We used to think that victims of what we used to call child molestation tended to become molesters themselves. It happens, but not as much as experts formerly believed. Now the growing scientific consensus is that pedophiles are born that way. “The biological clues attached to pedophilia demonstrate that its roots are prenatal,” James Cantor, director of the Toronto Sexuality Center, said. “These are not genetic; they can be traced to specific periods of development in the womb.” It’s hard-wiring. Unlike other people, many pedophiles’ sexual attraction to young people remains frozen in time from when they too are young, rather than aging along with them.

None of this is to imply that people who consume CSAM are not a threat to flesh-and-blood children. They are. Roughly half of prisoners convicted of CSAM eventually admit that they assaulted at least one kid. And the recidivism rate for sexual offenders is high.

Though it is tempting to say that dangerous people should be locked up or even killed, where is our compassion for the fact that they are themselves victims, of a psychological disorder? That they’re trying to fight off strong sexual urges that they never chose? That it’s almost impossible for them to get the help they need? State of mind of the accused is, or should be, front and center when evaluating whether someone has a criminal mindset and deserves imprisonment or suffers from a disorder that causes urges that could be effectively treated by psychotherapy and/or psychotropic and other drugs.
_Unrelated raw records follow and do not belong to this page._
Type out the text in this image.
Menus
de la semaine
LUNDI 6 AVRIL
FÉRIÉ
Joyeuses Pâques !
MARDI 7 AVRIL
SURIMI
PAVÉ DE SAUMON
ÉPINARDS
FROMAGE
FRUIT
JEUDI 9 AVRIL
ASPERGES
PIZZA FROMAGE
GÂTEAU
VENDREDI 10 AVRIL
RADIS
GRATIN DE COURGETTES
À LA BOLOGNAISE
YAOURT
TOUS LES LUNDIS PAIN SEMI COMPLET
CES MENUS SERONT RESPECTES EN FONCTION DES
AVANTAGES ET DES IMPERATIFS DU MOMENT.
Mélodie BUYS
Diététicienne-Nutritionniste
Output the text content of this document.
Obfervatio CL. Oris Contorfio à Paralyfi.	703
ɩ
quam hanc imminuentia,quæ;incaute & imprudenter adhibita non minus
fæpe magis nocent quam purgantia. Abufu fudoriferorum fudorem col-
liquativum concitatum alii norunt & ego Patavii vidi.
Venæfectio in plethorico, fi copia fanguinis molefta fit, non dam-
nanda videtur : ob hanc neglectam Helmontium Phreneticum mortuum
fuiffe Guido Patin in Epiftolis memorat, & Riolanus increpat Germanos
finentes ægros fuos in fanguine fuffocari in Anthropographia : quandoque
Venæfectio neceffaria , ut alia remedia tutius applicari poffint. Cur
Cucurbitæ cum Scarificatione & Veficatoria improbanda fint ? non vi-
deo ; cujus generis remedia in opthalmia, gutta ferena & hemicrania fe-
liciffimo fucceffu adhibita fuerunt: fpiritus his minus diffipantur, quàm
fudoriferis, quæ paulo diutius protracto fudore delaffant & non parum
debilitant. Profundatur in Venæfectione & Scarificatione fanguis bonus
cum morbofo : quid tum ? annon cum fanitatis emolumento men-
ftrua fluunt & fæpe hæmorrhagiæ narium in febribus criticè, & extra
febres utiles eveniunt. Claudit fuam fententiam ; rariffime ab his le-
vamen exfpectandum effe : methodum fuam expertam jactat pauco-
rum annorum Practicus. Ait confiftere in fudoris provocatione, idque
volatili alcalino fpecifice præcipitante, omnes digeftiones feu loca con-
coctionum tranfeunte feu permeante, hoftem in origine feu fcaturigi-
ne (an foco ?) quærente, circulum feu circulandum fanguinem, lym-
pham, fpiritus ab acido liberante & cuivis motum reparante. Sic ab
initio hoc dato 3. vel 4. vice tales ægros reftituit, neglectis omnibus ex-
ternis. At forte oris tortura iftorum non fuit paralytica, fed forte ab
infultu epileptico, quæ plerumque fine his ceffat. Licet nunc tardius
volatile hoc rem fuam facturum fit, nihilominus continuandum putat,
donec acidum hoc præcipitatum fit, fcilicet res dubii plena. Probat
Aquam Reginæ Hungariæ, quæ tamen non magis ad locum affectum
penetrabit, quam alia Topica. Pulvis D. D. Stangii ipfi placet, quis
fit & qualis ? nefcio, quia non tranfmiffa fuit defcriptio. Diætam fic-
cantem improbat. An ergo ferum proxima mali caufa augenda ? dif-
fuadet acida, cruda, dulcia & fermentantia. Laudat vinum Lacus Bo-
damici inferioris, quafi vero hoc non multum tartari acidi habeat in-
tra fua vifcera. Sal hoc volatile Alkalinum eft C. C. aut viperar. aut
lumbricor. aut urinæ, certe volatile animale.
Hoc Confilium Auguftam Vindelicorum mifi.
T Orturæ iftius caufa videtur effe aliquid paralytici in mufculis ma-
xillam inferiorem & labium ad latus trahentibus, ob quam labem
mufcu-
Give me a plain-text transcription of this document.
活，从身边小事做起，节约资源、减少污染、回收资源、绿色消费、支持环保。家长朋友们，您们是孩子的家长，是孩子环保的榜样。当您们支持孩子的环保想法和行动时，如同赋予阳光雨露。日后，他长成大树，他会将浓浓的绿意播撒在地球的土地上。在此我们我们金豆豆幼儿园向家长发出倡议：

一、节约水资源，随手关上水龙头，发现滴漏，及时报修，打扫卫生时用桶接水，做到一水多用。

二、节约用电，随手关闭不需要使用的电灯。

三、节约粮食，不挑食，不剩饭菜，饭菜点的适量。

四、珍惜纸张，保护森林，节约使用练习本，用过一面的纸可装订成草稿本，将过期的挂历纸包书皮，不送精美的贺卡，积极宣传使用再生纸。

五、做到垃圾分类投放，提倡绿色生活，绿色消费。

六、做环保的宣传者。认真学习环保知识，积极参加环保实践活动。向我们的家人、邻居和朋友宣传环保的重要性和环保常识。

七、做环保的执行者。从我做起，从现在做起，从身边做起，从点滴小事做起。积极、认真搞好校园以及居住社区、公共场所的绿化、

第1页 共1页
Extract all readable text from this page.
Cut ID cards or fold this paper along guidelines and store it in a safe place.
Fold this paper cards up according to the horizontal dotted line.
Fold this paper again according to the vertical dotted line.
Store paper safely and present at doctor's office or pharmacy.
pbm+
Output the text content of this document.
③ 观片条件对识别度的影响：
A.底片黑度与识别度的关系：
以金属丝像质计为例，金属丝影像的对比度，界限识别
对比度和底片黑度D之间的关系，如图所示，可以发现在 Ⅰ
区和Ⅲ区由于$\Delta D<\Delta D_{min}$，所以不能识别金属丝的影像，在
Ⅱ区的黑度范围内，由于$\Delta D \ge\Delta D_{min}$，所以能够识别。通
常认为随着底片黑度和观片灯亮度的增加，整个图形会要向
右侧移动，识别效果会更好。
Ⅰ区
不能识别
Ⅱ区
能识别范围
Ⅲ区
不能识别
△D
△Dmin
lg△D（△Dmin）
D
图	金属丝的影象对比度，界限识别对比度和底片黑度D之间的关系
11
If you can’t summon sympathy, try focusing on the fact that our current approach is failing miserably.

One reason we’re losing the fight is that the problem is so vast. One out of six men told a 2023 Australian study that they were sexually attracted to children under age 18. Aside from CSAM, “mainstream” media including advertising and social media increasingly sexualizes children at ever-younger ages. For every guy like my colleague, whose life we destroy and toss into prison at taxpayer expense, there are countless more to replace him and countless more disgusting images online and countless more young victims being exploited to provide them.

(Ted Rall (Twitter: @tedrall), the political cartoonist, columnist and graphic novelist, co-hosts the left-vs-right DMZ America podcast with fellow cartoonist Scott Stantis and The TMI Show with political analyst Manila Chan. His latest book is the graphic novel 2024: Revisited.)